El cero llegó primero, cómo no,
con su aire de vacío importante
diciendo que sin él no hay valor,
aunque nadie lo hubiese invitado formalmente.
El uno, recto y solitario,
miraba a todos por el rabillo,
sintiéndose noble, puro, necesario,
aunque en secreto… soñaba ser brillo.
El dos llegó del brazo del cuatro,
porque duplicarse es su deporte,
pero al ver al tres, murmuró:
—Ese siempre anda de corte.
El tres, medio bohemio, medio trovador,
sólo dijo: —Soy impar y sin temor.
Y si me duplico —¡sorpresa, amor!—
me convierto en seis, con swing y sabor.
El cinco traía un sombrero ladeado,
mitad justo, mitad indeciso.
—No sé si soy centro o paso olvidado,
pero siempre me eligen en juegos y hechizos.
El seis llegó al revés,
—¡Ups!— dijo, al ver su reflejo en el diez.

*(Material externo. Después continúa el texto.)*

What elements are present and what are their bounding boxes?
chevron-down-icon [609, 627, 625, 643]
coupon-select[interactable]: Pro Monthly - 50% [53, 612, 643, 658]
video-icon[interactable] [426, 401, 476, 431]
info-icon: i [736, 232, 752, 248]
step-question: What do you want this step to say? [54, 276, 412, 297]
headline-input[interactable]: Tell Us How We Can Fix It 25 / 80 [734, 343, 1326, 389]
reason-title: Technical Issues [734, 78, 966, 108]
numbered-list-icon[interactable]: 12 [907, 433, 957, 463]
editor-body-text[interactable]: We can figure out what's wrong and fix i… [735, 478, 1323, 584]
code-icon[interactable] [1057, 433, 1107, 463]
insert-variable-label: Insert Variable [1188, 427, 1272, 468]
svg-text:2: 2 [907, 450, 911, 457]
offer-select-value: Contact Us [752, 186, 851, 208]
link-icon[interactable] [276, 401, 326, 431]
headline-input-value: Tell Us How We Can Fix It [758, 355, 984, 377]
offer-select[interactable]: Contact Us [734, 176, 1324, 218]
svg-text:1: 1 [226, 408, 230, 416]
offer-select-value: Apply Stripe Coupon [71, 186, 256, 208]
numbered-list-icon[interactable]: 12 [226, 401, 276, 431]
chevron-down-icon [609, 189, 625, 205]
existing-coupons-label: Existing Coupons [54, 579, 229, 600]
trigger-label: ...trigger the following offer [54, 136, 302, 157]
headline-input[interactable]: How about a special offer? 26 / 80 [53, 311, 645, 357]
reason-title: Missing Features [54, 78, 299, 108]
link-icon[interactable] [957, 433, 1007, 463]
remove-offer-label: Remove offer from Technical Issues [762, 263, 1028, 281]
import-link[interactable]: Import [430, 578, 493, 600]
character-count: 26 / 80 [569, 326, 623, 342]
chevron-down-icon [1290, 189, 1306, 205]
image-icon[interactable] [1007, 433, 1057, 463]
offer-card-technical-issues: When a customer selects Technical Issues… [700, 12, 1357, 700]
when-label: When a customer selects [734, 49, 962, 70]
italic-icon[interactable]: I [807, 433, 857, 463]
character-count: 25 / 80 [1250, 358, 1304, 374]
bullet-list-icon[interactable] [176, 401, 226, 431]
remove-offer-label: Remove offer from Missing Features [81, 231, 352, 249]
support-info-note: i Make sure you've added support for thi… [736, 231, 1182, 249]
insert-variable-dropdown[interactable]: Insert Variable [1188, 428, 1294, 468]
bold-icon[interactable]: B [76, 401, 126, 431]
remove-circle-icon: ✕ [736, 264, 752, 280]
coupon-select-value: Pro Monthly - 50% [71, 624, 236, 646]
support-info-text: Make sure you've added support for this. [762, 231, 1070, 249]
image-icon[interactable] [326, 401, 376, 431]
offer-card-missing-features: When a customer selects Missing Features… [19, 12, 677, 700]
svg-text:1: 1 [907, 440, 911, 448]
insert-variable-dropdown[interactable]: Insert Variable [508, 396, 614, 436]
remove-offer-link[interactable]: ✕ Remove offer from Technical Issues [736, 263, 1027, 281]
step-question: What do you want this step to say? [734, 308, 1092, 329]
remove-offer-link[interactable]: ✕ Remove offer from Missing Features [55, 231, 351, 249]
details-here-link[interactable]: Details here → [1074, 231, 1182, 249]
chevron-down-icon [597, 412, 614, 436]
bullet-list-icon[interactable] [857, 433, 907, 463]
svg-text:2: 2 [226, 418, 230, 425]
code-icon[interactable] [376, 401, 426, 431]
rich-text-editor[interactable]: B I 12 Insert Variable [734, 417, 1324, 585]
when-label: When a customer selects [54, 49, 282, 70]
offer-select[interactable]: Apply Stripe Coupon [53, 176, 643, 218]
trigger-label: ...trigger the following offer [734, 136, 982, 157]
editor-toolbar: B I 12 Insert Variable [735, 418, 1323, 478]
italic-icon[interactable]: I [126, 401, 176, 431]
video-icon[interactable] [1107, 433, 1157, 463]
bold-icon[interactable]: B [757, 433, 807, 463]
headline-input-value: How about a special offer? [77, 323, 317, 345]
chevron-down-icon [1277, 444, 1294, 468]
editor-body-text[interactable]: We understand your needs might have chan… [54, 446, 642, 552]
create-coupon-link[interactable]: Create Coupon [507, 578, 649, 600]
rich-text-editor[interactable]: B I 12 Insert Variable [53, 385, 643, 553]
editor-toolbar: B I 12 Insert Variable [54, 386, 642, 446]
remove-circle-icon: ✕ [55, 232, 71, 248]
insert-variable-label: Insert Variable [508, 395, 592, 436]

—A veces me confunden con el nueve,
aunque él es más dramático y más breve.
El siete entró con bufanda de estrellas,
mirando a todos desde su altura moral.
—No tengo par, ni falta que me haga;
la perfección, señores, es espiritual.
El ocho rodó como un infinito mareado:
—No me mires así, soy simétrico, no cuadrado.
Y si me tumbás… soy eterno.
Pero mejor no hablemos de egos modernos.
El nueve llegó tarde, algo ofendido:
—¡No empiecen sin mí! Soy el final merecido.
Aunque admito que a veces, en el fondo,
temo que el diez me robe el título redondo.
Y el diez, siempre tan bien peinado,
se sentó al centro, elegante y multiplicado.
—No soy más que uno y cero abrazados,
pero juntos… ¡mirá cómo somos admirados!
Entonces llegó el once, flaco y callado,
se acercó al tres con gesto reservado:
—Nosotros somos primos, lo he comprobado.
Y el tres soltó un grito: —¡Y yo sin haberlo sospechado!
En medio del vino, el tres, el siete y el once se quedaron mirando.
—Somos primos —dijo el once otra vez,
y cayó el silencio… como ecuación sin resolver.
El siete arqueó una ceja,
y murmuró: —Eso explica tu manera
de sentarte en diagonal y hablar bajito…
¡Tienes el humor numérico del tío infinito!
El tres soltó su risa impar:
—¡Siempre sentí algo raro al pensar!
Una conexión vieja, casi fraternal,
aunque el dos diga que soy un desastre total.
—Ahora es cuestión de ver quién es quién,
dijo el cinco, metiéndose sin razón.
—Si somos primos, ¿de qué linaje provienen?
¿De la tabla pitagórica o del azar sin dirección?
—Y ya que están discutiendo —saltó el dos, sin avisar—
¡yo también soy primo, no me quieran negar!
Y miró al cinco con mirada entusiasta:
—Somos familia, aunque el ocho se desgaste.
—¡Ay, por favor! —suspiró el ocho enrollado—
Esto se está yendo al demonio enumerado.
Primero parentescos, después habrá drama,
y en un rato discuten por quién duerme en qué cama.
Pero ahí estaban: dos, tres, cinco, siete y once,
sonriendo como si fueran parte del bronze
de alguna historia antigua y delirante…
donde ser primo no tiene nada de distante.
Y así, entre risas, sumas y guiños,
la noche se llenó de números niños.
No hubo cálculo exacto ni conclusión perfecta,
sólo historias con alma… y una charla correcta.
Y así terminó este relato sin moral,
de números locos y parentesco informal.